The government has also tried to increase the ethnic diversity of adopters and has relaxed the rules on ethnic matching to encourage more children from ethnic minorities to be adopted.

Residential care

More than half of all the resources devoted to the care system are spent on residential care. The current cost of a residential place is around £1,840 a week, compared with around £300 a week for fostering.

Residential care is expensive partly because complex systems have been put in place to protect children from sexual abuse. But outcomes from these homes still remain poor. Sinclair found that nearly a third of school-age children were not in school. Children who had been in residential care for more than six months were faring particularly badly. Four out of ten had either been convicted or cautioned for the first time.

Another problem is that following the abuse scandals it is hard for residential workers to express any kind of warmth or intimacy towards children. Clare Chamberlain, who directed the recent Blueprint project, asking children and social workers in the care system how it could be improved, says "Workers have lost confidence in what is allowed and what is not allowed.
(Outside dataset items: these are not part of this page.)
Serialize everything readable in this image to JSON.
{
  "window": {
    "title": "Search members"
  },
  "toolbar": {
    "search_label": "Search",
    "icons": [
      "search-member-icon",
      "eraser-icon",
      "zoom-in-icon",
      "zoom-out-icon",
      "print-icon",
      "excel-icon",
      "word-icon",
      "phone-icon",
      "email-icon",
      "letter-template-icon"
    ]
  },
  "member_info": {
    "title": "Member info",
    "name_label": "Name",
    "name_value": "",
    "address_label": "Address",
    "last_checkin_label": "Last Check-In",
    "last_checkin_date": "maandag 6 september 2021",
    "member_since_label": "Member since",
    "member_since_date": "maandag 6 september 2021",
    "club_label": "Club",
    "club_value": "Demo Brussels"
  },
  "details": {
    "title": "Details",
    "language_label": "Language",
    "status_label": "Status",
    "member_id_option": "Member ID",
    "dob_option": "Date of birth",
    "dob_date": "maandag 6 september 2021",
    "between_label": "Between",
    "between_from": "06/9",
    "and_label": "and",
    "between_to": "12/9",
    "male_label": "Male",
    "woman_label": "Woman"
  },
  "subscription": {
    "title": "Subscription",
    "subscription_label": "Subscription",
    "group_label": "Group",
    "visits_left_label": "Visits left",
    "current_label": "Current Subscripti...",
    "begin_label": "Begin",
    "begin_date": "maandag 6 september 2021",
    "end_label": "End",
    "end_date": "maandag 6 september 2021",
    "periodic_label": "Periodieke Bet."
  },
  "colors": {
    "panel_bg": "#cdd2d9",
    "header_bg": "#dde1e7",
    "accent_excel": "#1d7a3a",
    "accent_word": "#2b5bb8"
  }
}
They have no confidence in how to comfort children." She also reports that workers feel forbidden from keeping a bond going with a child leaving their care.
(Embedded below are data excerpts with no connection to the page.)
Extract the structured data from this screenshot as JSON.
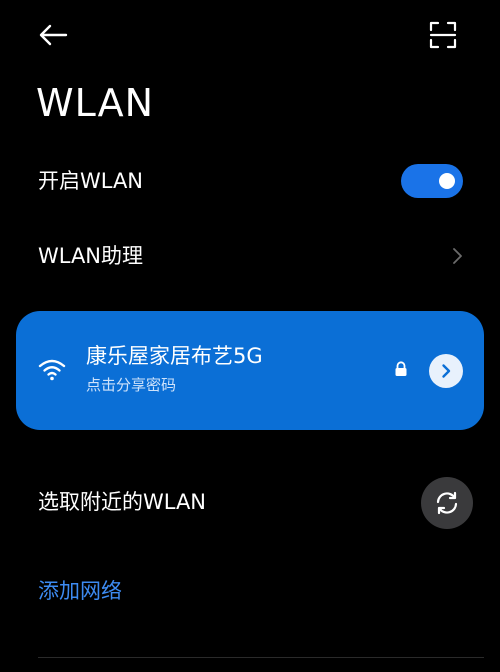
{
  "header": {
    "back_icon": "arrow-left-icon",
    "scan_icon": "scan-qr-icon",
    "title": "WLAN"
  },
  "wlan_toggle": {
    "label": "开启WLAN",
    "enabled": true,
    "accent_color": "#1a73e8"
  },
  "assistant": {
    "label": "WLAN助理",
    "icon": "chevron-right-icon"
  },
  "connected_network": {
    "ssid": "康乐屋家居布艺5G",
    "subtitle": "点击分享密码",
    "secured": true,
    "card_color": "#0b6fd6",
    "wifi_icon": "wifi-icon",
    "lock_icon": "lock-icon",
    "detail_icon": "chevron-right-icon"
  },
  "nearby": {
    "label": "选取附近的WLAN",
    "refresh_icon": "refresh-icon"
  },
  "add_network": {
    "label": "添加网络",
    "color": "#3d8bf2"
  }
}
Paul Ennals, chief executive of the National Children's Bureau, feels that children are paying a high price for safer but more bureaucratic systems: "Because of the way the spotlight has been turned on the care system, a lot of personal contact has gone. The thing that we all remember as children is the warmth of physical contact… I think the pendulum now needs to swing back a little. Not so that children are unsafe again, but back to recognising that we all need warmth and love."

Prevention better than care

The care system has many excellent foster carers and adopters, some well run local authority homes and, in recent years, more investment and attention from government. But local authorities differ widely in the standard of care they deliver, and the lack of respect for local authorities and social workers means that many people working in the care system feel undervalued, as do the children. Moreover, national responsibility for children in care can sometimes slip between the home office (crime), the education department (care itself) and the health department (health).
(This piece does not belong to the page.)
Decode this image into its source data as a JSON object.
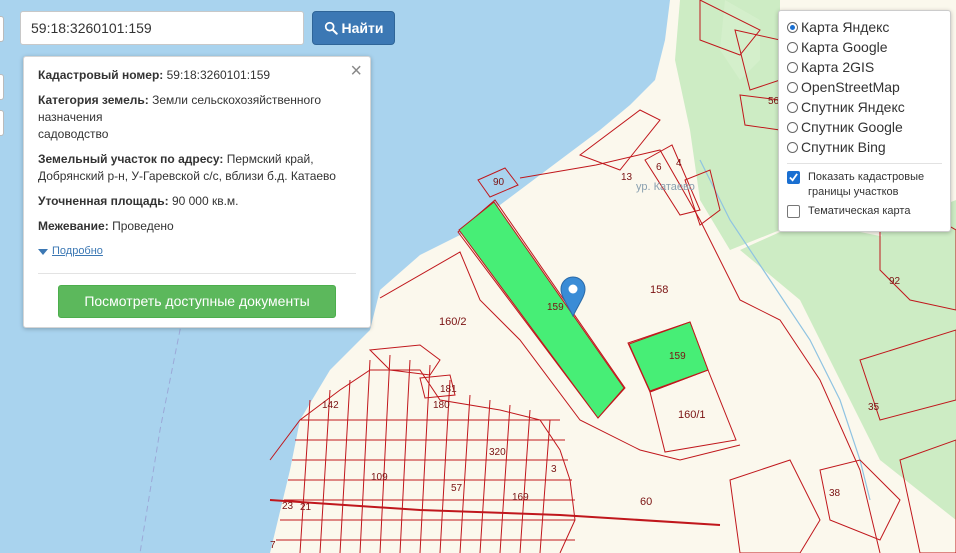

Children in care miss out on the loving and consistent care that families provide. Many of them interviewed by the Blueprint project felt that they were not treated with dignity by the system. Social workers move on; children are moved from one foster carer to another. Warmth and trust have been lost in the flight towards safe systems. Children find it difficult to see their siblings. When they move placement, their belongings are chucked into bin-bags, rather than packed into suitcases. Hodge believes that "there were some very powerful messages from Blueprint. We have now changed the system so children in care can stay at friends' overnight without police checks, but we need to sort out other problems. This binbag situation is frankly awful."

The government has now introduced personal advisers and a career plan for every young person leaving care. It has also set ambitious educational targets for children in care. Yet in 2002, only 38 per cent of local authorities met a target that levels of education and employment for 19-year-old care leavers should be 60 per cent that of their peers. The Institute of Education estimates that no more than 1 per cent of care leavers go to university, compared to 35 per cent of young people in general.

But above all the government has to work on reducing the number of children coming into care. Sure Start local programmes and the Children's Fund are providing more help in improving parenting capacity, but even more emphasis must be placed on preventing children entering the care system. In particular, services for families with drug and alcohol problems need to be expanded throughout the country. Without progress in education and employment outcomes for children in care, it is very likely that their children in turn will also be socially disadvantaged and more likely to end up in care themselves.